TP fil rouge – Construire un gestionnaire de tâches en Python

Présentation

Ce TP récapitule les concepts principaux de Python en construisant une seule application du début à la fin : un gestionnaire de tâches en ligne de commande. À chaque étape, l'application gagne une fonctionnalité et introduit un ou plusieurs concepts.
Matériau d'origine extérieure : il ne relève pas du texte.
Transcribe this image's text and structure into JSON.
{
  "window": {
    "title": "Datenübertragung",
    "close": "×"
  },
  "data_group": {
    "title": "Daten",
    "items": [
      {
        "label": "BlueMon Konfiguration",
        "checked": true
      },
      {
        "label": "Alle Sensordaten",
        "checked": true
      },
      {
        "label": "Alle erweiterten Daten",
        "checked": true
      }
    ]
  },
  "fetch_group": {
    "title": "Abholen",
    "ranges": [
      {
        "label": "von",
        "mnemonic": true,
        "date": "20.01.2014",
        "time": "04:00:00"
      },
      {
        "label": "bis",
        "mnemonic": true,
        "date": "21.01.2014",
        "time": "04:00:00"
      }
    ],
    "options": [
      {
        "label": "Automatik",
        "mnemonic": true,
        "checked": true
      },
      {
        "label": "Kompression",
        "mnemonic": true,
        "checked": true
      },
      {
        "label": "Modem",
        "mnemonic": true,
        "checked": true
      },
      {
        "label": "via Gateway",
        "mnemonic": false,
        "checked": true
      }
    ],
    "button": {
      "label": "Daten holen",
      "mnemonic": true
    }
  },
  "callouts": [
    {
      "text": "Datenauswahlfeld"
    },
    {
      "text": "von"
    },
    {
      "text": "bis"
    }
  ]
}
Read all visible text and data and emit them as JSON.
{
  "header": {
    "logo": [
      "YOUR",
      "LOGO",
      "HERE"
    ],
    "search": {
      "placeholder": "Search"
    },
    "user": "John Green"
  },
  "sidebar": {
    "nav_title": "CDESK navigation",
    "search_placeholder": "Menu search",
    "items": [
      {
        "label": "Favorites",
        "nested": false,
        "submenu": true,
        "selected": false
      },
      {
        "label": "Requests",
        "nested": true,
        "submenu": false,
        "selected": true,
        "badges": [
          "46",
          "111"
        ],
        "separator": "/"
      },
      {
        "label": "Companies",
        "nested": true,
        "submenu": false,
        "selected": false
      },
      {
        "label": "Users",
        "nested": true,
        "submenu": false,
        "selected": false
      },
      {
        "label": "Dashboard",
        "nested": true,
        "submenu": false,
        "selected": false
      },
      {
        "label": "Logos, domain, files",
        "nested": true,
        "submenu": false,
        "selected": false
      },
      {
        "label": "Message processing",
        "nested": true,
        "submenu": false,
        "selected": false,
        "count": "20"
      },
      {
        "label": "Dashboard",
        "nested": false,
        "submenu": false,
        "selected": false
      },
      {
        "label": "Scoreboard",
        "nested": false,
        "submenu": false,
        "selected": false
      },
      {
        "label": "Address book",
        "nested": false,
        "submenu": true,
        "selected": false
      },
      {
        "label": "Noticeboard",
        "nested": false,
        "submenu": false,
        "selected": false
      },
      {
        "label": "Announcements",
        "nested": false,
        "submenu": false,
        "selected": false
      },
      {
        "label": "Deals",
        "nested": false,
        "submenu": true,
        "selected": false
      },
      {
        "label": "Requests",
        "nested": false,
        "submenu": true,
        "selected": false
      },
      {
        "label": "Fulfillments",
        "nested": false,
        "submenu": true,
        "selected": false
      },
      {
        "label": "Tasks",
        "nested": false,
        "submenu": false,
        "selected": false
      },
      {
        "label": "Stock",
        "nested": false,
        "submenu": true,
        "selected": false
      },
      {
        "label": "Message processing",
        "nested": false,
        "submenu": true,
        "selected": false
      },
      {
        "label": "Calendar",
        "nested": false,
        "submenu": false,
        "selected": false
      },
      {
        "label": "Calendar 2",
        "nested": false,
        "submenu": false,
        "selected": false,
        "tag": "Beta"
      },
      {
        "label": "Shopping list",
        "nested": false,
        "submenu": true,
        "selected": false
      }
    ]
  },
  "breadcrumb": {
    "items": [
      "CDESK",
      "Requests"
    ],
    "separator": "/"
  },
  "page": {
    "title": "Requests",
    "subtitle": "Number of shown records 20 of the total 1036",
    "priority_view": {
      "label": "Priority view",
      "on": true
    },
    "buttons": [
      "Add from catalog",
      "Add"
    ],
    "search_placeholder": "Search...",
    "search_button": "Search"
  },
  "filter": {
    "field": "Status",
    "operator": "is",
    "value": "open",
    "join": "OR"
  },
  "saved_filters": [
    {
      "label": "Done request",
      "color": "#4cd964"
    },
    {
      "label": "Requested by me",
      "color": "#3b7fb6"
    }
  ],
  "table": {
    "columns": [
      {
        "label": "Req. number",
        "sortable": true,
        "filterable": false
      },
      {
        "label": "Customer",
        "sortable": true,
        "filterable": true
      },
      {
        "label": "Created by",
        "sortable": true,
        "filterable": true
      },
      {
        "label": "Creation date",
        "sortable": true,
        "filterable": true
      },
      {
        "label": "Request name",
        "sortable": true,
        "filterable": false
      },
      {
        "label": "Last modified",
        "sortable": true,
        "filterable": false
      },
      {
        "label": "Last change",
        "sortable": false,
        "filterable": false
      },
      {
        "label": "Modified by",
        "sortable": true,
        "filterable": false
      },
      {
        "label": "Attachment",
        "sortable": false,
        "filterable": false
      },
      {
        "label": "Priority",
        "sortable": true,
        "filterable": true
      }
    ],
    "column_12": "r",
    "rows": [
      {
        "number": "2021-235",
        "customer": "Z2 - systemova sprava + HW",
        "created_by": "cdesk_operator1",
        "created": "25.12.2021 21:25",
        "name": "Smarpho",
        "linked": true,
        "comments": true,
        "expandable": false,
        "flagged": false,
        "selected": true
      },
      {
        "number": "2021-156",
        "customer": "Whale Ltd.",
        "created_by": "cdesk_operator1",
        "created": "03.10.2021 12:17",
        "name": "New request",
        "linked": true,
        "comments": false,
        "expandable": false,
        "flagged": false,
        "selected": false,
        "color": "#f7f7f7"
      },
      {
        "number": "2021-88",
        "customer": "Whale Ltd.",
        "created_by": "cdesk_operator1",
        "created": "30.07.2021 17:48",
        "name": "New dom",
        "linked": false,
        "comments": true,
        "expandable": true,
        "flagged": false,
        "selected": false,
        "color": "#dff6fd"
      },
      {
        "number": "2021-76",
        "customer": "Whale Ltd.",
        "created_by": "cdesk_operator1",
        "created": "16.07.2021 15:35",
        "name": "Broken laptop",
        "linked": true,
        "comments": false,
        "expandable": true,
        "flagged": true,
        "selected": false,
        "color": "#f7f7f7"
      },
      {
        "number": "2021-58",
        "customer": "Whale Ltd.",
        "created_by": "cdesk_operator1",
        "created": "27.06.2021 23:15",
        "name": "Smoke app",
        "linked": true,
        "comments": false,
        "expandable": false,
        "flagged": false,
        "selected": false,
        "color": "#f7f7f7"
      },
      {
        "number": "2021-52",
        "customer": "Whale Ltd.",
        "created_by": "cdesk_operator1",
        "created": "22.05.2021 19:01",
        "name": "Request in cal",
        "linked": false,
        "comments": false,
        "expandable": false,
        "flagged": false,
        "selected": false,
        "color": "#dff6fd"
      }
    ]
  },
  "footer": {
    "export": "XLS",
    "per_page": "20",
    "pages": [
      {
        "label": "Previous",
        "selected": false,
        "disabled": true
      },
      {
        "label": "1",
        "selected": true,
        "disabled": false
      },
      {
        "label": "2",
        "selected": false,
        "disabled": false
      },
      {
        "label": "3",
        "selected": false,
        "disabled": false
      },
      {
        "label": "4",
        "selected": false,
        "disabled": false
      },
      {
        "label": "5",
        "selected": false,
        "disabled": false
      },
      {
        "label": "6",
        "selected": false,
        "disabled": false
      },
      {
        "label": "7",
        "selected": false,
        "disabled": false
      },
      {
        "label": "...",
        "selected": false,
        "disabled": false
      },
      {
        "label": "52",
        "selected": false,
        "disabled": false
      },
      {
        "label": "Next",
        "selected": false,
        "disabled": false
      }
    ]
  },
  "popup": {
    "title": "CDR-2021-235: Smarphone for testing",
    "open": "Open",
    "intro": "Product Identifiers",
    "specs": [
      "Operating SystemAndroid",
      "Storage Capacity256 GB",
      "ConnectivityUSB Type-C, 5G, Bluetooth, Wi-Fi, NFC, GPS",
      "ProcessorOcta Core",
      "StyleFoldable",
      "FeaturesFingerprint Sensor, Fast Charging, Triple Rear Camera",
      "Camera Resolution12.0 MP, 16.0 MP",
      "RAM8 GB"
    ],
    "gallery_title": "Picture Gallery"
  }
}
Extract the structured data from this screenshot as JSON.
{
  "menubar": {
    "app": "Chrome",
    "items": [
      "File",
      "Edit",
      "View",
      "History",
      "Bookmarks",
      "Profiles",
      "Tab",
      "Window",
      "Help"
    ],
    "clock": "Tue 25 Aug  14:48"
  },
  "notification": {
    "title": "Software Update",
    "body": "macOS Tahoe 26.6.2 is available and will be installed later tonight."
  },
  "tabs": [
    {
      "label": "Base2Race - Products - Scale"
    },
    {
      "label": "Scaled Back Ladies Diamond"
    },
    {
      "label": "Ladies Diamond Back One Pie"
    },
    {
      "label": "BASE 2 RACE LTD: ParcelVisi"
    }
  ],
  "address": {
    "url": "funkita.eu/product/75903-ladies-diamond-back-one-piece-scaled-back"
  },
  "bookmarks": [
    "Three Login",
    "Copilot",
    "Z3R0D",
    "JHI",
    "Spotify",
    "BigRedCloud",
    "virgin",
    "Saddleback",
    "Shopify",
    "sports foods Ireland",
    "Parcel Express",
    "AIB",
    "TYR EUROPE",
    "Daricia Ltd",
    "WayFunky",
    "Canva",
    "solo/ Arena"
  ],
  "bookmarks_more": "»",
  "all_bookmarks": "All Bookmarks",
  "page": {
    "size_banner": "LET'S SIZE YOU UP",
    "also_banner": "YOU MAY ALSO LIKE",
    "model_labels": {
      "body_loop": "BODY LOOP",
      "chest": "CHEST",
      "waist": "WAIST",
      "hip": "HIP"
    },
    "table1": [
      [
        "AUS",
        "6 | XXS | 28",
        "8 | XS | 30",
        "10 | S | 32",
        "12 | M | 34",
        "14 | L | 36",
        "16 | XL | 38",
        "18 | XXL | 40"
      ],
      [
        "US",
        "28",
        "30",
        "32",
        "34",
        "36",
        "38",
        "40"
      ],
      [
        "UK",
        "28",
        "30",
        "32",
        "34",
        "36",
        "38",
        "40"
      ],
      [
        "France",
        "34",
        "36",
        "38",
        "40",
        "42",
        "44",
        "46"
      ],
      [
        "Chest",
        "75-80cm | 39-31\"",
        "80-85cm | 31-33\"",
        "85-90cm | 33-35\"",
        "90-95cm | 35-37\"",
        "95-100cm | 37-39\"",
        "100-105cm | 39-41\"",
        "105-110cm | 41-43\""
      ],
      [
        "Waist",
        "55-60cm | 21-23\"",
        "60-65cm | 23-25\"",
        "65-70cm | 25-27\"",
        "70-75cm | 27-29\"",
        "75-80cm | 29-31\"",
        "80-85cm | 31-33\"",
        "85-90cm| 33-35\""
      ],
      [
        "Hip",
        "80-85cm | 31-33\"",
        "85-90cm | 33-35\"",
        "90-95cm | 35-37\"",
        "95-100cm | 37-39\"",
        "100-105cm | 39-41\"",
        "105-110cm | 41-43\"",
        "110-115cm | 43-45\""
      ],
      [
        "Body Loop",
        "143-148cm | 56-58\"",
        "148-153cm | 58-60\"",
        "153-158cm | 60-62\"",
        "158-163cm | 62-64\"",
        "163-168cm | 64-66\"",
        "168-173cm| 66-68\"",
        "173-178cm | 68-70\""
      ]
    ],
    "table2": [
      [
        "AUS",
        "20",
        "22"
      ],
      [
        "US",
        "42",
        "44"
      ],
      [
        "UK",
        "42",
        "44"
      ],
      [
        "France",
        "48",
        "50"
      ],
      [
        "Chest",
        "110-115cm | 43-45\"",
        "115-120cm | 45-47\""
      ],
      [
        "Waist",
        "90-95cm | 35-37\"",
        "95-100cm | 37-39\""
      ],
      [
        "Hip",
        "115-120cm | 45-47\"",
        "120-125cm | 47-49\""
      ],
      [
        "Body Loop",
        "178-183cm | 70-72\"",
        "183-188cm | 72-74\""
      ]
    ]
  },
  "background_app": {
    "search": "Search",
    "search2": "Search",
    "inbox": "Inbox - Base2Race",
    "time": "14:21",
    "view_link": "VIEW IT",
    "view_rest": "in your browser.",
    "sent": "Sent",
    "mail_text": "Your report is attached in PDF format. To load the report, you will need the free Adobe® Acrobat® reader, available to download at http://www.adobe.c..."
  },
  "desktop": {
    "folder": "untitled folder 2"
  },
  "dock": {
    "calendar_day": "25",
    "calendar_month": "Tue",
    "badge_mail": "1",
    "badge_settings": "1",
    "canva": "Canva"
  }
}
On part des types de base et on va jusqu'aux décorateurs et générateurs.

Le code s'accumule : ce qu'on écrit à l'étape 3 sert à l'étape 4. À la fin, on a une application complète et fonctionnelle.

Prérequis

  • Python 3.10 ou plus récent
  • Un éditeur de texte et un terminal
  • Un environnement virtuel actif (voir le TP sur les venv ou uv)

Progression des concepts

  1. Variables, types, chaînes, input/print
  2. Structures de données : listes, dictionnaires
  3. Conditions, boucles, fonctions
  4. Classes et objets
  5. Fichiers et JSON, gestion des exceptions
  6. Concepts avancés : compréhensions, fonctions lambda, décorateurs, générateurs

Crée un fichier taches.py au début et complète-le au fil des étapes.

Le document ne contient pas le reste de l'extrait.